A quiet betrayal lingered in the shadows of a family’s pride, where a sister’s fabricated success became a cherished illusion. For over two decades, she spun a web of lies about her college graduation, deceiving their parents and basking in their unwarranted admiration. The weight of this deception rested heavily on the younger sibling’s shoulders, who alone bore the truth, silently watching as the family celebrated a dream that never came to pass.
Amidst the facade, the younger sister’s own journey toward education unfolded with honesty and determination, starkly contrasting the falsehoods of her elder sibling. The secret, once a silent burden, now gnawed at the bonds of trust and loyalty, threatening to unravel the carefully constructed narrative that had defined their family for years.

AITA if I tell my parents that my sister never graduated college 20 years ago?












According to relationship expert Dr. Harriet Lerner, author of ‘The Dance of Anger,’ secrets maintained within families often serve to uphold a fragile equilibrium or protect reputations, but they place an unequal burden on the keeper of the secret. The situation described involves a complex interplay of sibling rivalry, parental projection, and boundary violations.
The writer (OP) is clearly experiencing intense emotional labor by holding this information for over twenty years. The sister’s initial lie, while perhaps driven by pressure regarding her unwanted degree, created a false narrative that the parents built their pride upon. OP’s current resentment stems not just from the lie itself, but from the ongoing consequence: their parents continue to use the sister’s fabricated credential to diminish OP’s current achievements. This dynamic suggests an established pattern of parental conditional approval, where validation is tied to external markers of success, putting siblings in competition.
Revealing the truth now, even if it stops the comparison, risks damaging the relationship with the sister irrevocably and causing significant distress to the parents, who have believed the fabrication for decades. The most constructive path forward would involve OP focusing on establishing firm personal boundaries regarding their own achievements, independent of the sister’s status. Instead of revealing the secret, OP should communicate directly with their parents about their feelings: “I feel undervalued when my efforts are compared to my sister’s degree.” This addresses the pain point (feeling inadequate) without resorting to destructive revelation.
THE COMMENTS SECTION WENT WILD – REDDIT HAD *A LOT* TO SAY ABOUT THIS ONE.

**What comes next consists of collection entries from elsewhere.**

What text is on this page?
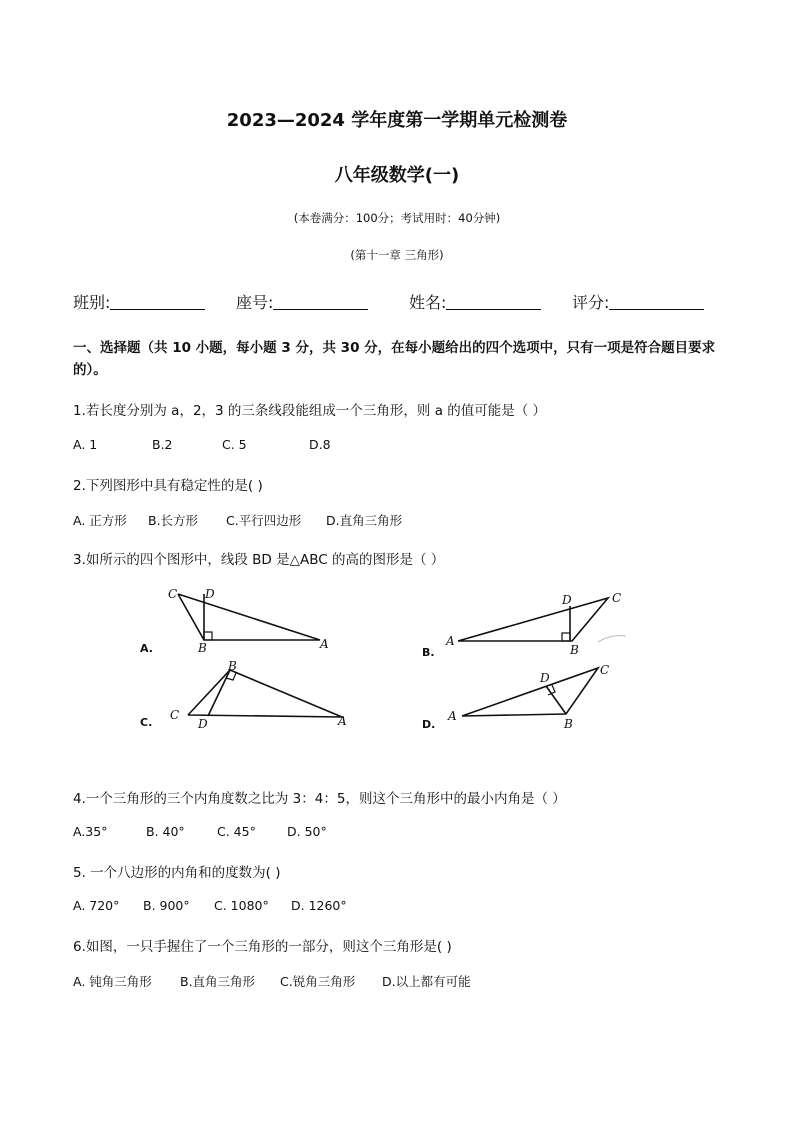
2023—2024 学年度第一学期单元检测卷
八年级数学(一)
(本卷满分：100分；考试用时：40分钟)
(第十一章 三角形)
班别:	座号:	姓名:	评分:
一、选择题（共 10 小题，每小题 3 分，共 30 分，在每小题给出的四个选项中，只有一项是符合题目要求的）。
1.若长度分别为 a，2，3 的三条线段能组成一个三角形，则 a 的值可能是（ ）
A. 1	B.2	C. 5	D.8
2.下列图形中具有稳定性的是( )
A. 正方形 B.长方形 C.平行四边形 D.直角三角形
3.如所示的四个图形中，线段 BD 是△ABC 的高的图形是（ ）
C D
B	A
A.
A
D	C
B
B.
B
C
D	A
C.	A
D
C
B
D.
4.一个三角形的三个内角度数之比为 3：4：5，则这个三角形中的最小内角是（ ）
A.35°	B. 40°	C. 45° D. 50°
5. 一个八边形的内角和的度数为( )
A. 720° B. 900° C. 1080° D. 1260°
6.如图，一只手握住了一个三角形的一部分，则这个三角形是( )
A. 钝角三角形 B.直角三角形 C.锐角三角形 D.以上都有可能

The individual writing this post is caught between upholding a decades-old secret that protects their sister from consequences and revealing a truth that might finally validate their own efforts and accomplishments in the eyes of their parents. This internal conflict highlights the heavy burden of secrecy maintained for the benefit of others, especially when it directly impacts the writer’s self-worth.
Is revealing a long-held, significant lie to parents, primarily to alleviate the writer’s own feelings of being undervalued, justified, even if it causes severe emotional distress to the sister who initially confided in the writer? The core debate rests on whether loyalty to the initial secret supersedes the need for personal validation and truth in the present.